D「S先生、ちゃんと研修医を指導しとるかね?」
S「任せてください。D先生の指導通り、ちゃんと質問して、質問させて、自分で調べてこさせてますよ」
D「そのわりには、彼らの調べてきたことって浅くないか?」
S「D先生も気づきましたか?まあ、間違ったことは言ってないんですけど、ちょっとチープなコメントが目立ちますよね。なんでなんでしょうね」
D「S先生、研修医が何を読んで調べ物をしてるか、確認してたかい?」
S「あ、いえ、それは」
D「出典を確認するのは指導のい、ろ、は、だそんなこともできてないようで、よくもまあナイスでイケメンで尊敬される指導医の役回りをやってられるな」
S「先生のその罵倒は慣れましたよ。すみません、うっかりしてました
D「俺はもう調べてある。さっき図書館で研修医が読んでた本を取り上げてスマホで写真撮っといたからな。本人と一緒に」
S「まさそんなハラスメントまがいのことを、、、」
D「読んでいたのは、イヤーノートと「病気が見える」だったよ」
S「ええーっ」
D「ありがとう。正常な反応を。

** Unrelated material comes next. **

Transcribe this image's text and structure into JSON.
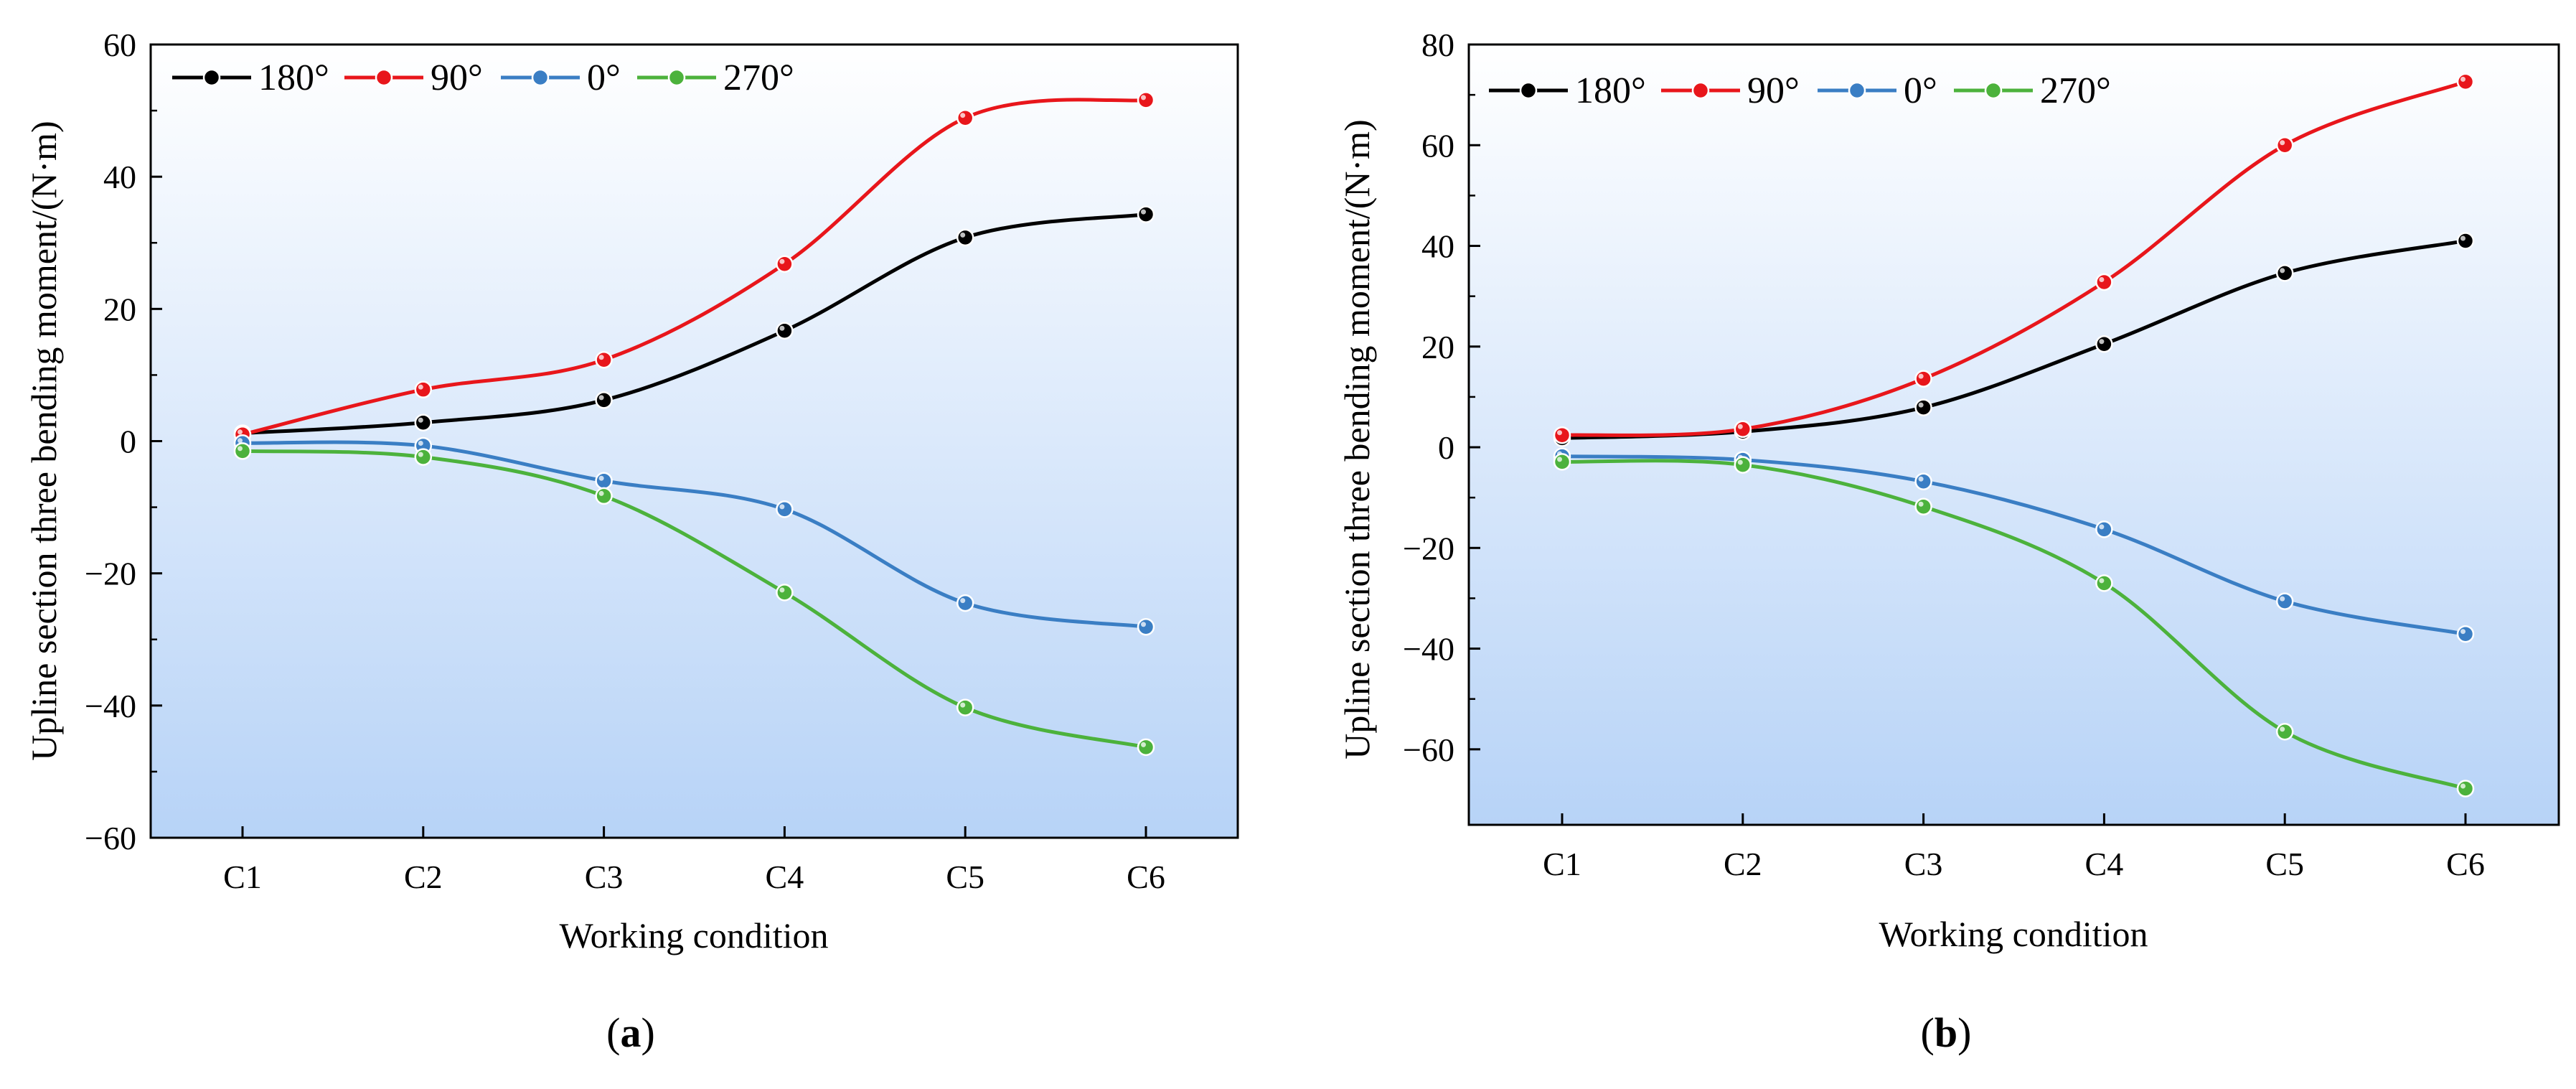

「それで?」とか流されてたらどうしようかと思ったよ」
S「それで薄っぺらい反応だけだったんですね」
D「そうだ。もちろん、俺はイヤーノートや「病気が見える」の存在そのものは否定しない。でも、あれは国家試験に受かるための試験向けのあんちょこだ。通常の診療には使えない」
S「うーん。雰囲気では分かりますし、ぼくもイヤーノートとかは使わないですけど、やっぱり診療には使えないんでしょうか」
D「おや、これは異なことをいうな、S先生。君はイヤーノートとか「病気が見える」のどこに問題点があるのか、分かっていないのかい?」
S「ええ、開いたことないですし」
D「それがだめなんだ~、ゆとり世代は。批判の対象にしたいのなら、しっかり読み込まなきゃ、だめじゃないか」
S「そうですか?」
D「そうだよ。あのな、ああいうテキストは「典型像」しか載っていないんだよ。だから、髄膜炎のところを読めば「項部硬直が見られる」と書いてある」
S「まあ、そうでしょうね」
D「でも、項部硬直が見られる髄膜炎とは限らないだろ。そういう存在をこういう薄いテキストは捨象してしまう。イヤーノートは分厚いけど、内容は薄いんだ。それでも、国家試験には受かる。国家試験には典型例しかでないからな。不適切問題にされるのは嫌だろうし。でも、生身の患者は違う。非典型例がむしろ多いんだ。平均点77点のテストで、本当に77点取っているやつは少数派なんだ」
S「うーん。なるほど」
第39回「オーセンティックな教科書を使わせよう」その1 終わり
続く。
この物語はフィクションであり、DとSも架空の指導医です。